One of the great things about working at Dutton’s was the actors who came in. I engaged in energetic conversations with JT Walsh and Williams Daniels about Dickens and other show folks. Molly Ringwald's family home stood on a side street off Laurel. Her father Bob was blind and sang in a first rate barbershop quartet. I remember helping her finds some obscure titles on jazz. The store had a great film section. It’s where I first bought “I Lost It at The Movies,” and “The American Cinema: Directors and Directions, 1928-1969.” And there was a nice sideline to be had in renting out leather-bound books to studios for set dressing. When Steve Haft, the producer of “Dead Poets Society,” ordered so many linear feet of books, we delivered. Somehow, someone in the store, got me a copy of the script. After reading it I had the temerity to write Mr. Haft with some recommendations about the choice of poems the script featured. Instead of using Vachel Lindsay’s racist and obnoxious “Congo,” why not go with Whitman? I was pretty obnoxious. But then, I never thought much of the movie.

I’m pretty sure I got this script by way of a Dutton’s regular, a classic gentleman of the old school by the name of John Myhers. He was a jobbing actor whose chief claim to fame was, I suppose, his role in the film version of “How To Succeed in Business without Really Trying.” He was effortlessly gracious and charming – a total ham and a wonderful racounteur. He was in the store nearly every day -- just came to shoot the shit with Dave. I felt a bit sorry for him. But he was a generous man. One day he took me aside and said, look here, you ought to be reading screenplays! And he put me in touch with his agent, a woman named Shirley Mann, who maybe was once married to the celebrated director Daniel Mann. Or was it Delbert? Who knows? It was entrée to a whole other world.

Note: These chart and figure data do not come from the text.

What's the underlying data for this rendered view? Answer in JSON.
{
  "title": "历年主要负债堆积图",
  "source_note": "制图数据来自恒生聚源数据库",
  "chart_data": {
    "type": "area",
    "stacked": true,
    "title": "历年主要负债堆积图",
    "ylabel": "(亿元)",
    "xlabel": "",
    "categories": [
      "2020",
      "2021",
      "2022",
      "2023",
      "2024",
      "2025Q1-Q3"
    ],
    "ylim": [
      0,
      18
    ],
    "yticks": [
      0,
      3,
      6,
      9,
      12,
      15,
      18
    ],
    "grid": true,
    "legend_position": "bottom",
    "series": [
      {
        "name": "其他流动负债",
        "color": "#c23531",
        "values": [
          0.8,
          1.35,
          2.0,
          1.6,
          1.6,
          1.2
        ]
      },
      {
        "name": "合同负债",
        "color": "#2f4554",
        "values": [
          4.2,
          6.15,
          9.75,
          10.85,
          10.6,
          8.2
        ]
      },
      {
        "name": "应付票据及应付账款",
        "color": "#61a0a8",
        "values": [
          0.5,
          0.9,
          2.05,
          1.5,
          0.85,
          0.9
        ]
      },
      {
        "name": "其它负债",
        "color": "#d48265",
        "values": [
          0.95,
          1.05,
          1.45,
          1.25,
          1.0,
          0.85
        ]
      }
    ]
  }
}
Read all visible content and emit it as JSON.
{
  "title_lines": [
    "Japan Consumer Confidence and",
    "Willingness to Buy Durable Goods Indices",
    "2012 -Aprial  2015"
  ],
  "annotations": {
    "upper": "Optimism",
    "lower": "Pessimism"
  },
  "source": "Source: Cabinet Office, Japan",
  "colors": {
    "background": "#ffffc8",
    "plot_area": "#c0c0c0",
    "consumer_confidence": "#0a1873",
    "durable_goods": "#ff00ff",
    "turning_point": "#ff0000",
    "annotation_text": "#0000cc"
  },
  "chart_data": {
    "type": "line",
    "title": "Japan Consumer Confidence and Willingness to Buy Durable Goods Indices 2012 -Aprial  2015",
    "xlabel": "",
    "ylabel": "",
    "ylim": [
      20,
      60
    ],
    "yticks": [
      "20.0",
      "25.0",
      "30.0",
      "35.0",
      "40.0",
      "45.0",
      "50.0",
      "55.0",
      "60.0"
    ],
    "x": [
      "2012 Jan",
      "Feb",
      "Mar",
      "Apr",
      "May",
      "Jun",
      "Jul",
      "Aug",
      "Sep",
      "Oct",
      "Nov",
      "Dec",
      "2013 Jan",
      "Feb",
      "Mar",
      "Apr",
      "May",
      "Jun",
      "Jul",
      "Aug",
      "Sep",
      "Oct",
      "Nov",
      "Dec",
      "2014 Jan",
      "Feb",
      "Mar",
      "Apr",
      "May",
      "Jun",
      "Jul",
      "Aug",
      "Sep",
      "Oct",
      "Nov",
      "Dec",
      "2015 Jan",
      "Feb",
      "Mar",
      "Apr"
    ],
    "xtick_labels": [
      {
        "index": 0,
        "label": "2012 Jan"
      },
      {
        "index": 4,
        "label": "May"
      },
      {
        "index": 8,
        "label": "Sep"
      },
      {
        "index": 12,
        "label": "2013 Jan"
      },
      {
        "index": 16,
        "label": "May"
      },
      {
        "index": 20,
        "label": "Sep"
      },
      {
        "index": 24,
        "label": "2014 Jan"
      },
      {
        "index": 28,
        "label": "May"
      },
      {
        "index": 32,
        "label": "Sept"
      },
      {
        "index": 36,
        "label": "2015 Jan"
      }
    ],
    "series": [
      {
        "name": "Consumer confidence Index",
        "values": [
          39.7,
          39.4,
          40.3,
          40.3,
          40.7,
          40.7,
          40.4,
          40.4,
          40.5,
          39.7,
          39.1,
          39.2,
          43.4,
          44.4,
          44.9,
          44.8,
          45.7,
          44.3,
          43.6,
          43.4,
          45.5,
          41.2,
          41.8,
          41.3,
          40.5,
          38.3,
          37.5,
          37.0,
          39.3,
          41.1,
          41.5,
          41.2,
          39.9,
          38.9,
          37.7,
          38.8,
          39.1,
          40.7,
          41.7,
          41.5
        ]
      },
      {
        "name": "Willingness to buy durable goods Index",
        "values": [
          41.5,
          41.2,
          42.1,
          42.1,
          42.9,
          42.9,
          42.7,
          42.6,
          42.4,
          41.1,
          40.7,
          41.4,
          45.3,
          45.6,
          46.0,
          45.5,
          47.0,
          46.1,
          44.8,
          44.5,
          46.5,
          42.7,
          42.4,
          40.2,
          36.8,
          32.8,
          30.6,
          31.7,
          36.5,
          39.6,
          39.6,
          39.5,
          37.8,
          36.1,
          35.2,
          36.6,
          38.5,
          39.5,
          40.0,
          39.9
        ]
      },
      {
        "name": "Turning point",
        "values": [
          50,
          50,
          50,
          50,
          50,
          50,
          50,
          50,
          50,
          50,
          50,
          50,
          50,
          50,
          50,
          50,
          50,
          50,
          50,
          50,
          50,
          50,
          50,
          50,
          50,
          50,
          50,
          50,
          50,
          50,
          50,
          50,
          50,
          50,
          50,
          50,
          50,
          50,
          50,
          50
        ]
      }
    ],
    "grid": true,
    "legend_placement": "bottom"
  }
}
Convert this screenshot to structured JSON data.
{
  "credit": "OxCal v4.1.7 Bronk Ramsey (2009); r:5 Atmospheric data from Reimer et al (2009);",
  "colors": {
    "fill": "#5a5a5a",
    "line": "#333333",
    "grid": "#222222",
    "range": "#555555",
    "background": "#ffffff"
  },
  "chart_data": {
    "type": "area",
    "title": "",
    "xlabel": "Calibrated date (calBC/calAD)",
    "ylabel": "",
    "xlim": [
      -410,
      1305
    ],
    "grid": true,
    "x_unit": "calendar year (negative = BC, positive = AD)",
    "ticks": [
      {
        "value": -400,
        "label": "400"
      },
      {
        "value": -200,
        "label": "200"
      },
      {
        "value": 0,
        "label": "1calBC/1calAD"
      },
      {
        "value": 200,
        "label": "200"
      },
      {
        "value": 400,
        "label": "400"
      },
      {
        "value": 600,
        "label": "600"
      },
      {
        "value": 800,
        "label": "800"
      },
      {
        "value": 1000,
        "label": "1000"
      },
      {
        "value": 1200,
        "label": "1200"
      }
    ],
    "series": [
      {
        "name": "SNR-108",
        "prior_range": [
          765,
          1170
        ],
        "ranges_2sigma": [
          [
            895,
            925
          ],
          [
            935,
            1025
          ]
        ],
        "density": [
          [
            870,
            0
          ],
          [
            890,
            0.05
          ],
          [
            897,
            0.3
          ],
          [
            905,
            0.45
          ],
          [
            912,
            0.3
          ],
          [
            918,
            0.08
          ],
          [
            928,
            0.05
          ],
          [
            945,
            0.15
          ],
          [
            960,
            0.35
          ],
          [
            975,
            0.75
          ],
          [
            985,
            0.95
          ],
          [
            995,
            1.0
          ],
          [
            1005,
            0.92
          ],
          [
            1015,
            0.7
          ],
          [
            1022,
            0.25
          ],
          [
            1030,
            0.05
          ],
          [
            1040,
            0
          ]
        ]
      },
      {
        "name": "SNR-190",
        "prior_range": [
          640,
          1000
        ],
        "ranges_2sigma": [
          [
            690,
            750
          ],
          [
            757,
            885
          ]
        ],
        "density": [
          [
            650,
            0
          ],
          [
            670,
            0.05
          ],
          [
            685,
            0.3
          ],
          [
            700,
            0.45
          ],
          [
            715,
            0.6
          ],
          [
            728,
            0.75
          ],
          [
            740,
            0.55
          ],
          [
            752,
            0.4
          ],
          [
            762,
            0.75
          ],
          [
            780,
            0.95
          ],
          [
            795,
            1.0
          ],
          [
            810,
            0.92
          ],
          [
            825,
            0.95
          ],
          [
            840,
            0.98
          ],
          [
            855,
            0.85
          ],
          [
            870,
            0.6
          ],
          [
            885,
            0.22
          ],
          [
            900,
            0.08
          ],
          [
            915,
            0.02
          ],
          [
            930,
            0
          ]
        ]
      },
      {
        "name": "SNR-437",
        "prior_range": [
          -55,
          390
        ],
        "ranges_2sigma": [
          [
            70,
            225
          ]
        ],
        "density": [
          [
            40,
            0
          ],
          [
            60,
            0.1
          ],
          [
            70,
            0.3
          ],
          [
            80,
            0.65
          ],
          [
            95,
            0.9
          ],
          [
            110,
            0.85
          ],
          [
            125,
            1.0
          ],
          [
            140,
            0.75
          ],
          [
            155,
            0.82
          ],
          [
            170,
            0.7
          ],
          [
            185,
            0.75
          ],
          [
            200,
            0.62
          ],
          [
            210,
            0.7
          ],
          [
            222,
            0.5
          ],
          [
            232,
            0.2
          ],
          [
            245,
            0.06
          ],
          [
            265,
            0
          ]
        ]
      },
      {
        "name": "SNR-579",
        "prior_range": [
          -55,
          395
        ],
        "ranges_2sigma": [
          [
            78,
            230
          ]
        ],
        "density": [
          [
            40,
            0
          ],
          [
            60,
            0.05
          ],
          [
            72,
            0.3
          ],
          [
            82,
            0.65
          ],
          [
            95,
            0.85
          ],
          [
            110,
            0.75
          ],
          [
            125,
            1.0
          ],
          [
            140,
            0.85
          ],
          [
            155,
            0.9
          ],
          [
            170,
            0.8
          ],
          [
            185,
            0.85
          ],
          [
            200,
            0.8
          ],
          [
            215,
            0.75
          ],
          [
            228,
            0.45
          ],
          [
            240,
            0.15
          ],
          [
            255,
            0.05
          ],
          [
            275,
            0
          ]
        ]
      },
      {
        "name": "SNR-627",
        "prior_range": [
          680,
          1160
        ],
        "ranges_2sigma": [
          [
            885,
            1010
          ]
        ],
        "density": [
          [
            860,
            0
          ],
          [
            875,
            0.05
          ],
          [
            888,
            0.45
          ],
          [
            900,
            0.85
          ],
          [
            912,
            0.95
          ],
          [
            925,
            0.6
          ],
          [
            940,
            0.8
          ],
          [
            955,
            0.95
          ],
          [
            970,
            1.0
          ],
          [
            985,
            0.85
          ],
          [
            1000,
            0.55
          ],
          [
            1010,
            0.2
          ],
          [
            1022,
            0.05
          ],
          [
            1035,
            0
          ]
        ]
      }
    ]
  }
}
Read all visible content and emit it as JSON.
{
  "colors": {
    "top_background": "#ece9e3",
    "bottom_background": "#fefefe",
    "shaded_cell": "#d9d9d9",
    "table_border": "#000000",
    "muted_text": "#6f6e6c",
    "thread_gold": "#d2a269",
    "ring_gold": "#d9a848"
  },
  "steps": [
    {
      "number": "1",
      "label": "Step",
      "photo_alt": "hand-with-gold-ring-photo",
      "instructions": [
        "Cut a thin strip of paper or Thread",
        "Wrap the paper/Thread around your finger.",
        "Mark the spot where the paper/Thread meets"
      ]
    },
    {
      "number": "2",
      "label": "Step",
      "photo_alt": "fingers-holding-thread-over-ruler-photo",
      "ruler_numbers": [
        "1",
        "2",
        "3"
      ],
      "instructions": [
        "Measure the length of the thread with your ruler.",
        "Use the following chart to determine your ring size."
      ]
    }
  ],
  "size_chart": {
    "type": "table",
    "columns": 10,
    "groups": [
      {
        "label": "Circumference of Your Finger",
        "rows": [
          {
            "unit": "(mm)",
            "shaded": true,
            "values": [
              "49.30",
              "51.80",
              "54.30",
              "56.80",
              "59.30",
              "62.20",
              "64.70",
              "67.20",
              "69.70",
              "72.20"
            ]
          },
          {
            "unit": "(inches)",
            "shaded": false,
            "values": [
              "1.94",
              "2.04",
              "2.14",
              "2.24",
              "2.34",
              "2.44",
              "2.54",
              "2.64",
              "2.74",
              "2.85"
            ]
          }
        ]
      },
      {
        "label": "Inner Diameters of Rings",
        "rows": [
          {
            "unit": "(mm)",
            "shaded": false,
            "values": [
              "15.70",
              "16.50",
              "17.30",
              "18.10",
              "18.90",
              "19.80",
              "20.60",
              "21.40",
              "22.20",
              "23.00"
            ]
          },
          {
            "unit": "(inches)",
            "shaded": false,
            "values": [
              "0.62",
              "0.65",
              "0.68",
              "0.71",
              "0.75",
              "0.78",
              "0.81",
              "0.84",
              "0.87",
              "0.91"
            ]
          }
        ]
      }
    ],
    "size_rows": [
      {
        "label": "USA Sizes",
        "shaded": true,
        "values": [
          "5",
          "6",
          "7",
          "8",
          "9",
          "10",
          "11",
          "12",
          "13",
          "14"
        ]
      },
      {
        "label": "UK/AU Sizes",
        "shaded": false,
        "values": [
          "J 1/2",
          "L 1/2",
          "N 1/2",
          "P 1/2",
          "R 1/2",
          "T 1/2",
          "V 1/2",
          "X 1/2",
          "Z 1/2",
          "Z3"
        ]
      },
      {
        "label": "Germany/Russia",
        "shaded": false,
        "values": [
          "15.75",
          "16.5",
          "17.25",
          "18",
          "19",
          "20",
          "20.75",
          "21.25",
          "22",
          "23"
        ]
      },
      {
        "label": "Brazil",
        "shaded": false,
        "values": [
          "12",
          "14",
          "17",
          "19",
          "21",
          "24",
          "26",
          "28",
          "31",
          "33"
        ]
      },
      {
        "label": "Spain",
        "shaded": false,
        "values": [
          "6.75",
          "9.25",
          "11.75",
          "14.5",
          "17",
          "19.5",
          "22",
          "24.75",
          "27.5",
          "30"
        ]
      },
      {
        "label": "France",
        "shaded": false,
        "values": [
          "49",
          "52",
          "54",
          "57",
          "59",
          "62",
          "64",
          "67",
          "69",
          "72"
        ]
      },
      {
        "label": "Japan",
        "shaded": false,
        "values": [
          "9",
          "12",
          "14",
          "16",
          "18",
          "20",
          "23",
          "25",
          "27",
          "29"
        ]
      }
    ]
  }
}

Shirley had a nice little office on Sunset Blvd. But not the really nice part. It was just shy of, that is to say, east of Crescent Heights. It was Crescent Heights adjacent, one might say. But I was too naïve to note the distinction then. My interview was brief. She just assumed I knew what to do. I only read two or three scripts for her, for peanuts, as I recall – maybe $40 each? They all had to do with werewolves. One of them was pretty good. Her method was unique and quite efficient. I was to come into the office and type out my report on a large double-sided index card, back and front. Front for synopsis, back for analysis. Like I said, efficient. It was really all these B-movie scripts deserved.

From there I branched out: ITC, Viacom, Lightstorm, Kathryn Bigelow, HBO – everything else. But that’s another story.

Dave hated doing book signings and I much later came to know why. They’re a lot of bother and trouble and very few copies get sold. Having given many readings myself now, I can say that book signings are transitory tributes to an author’s vanity. His younger brother Doug, who ran the fancy, upscale Dutton’s Brentwood on San Vincente over on the west side, excelled at signings. The likes of Margaret Atwood would drop by to shill her wares. But Dave wanted nothing to do with them. The one exception I can recall him making was for his old pal Larry McMurtry. Larry was himself, besides being a Major Author, a bookseller of no small repute. When he came to town, Dave closed the store so that Larry could roam the shelves unhindered by the public, while a few of us stood respectfully in the wings should the Great Man need anything. It was all a bit theatrical and somewhat out of keeping for Dave. But he was just helping out his old buddy.

No account of Dutton’s can be made without the luminous presence of his wife, Judy, who I am convinced was the secret genius of the place. Judy had a kind of swoony zaftig grace and a razor sharp wit and oh yeah, she also kept the books. I’m quite sure the place would have floundered without her capable guiding hand. Every year, she would re-read “Pride and Prejudice.”

Dave Dutton was like a second father to me. I don’t know why he brought me under his wing but I will always be grateful for it. He died a few years ago -- Alzheimers -- up on Whidbey Island. His niece, whom I've never met, wrote me to let me know. I guess I was on some list of people he wanted notified. Even in death, he was still reaching out.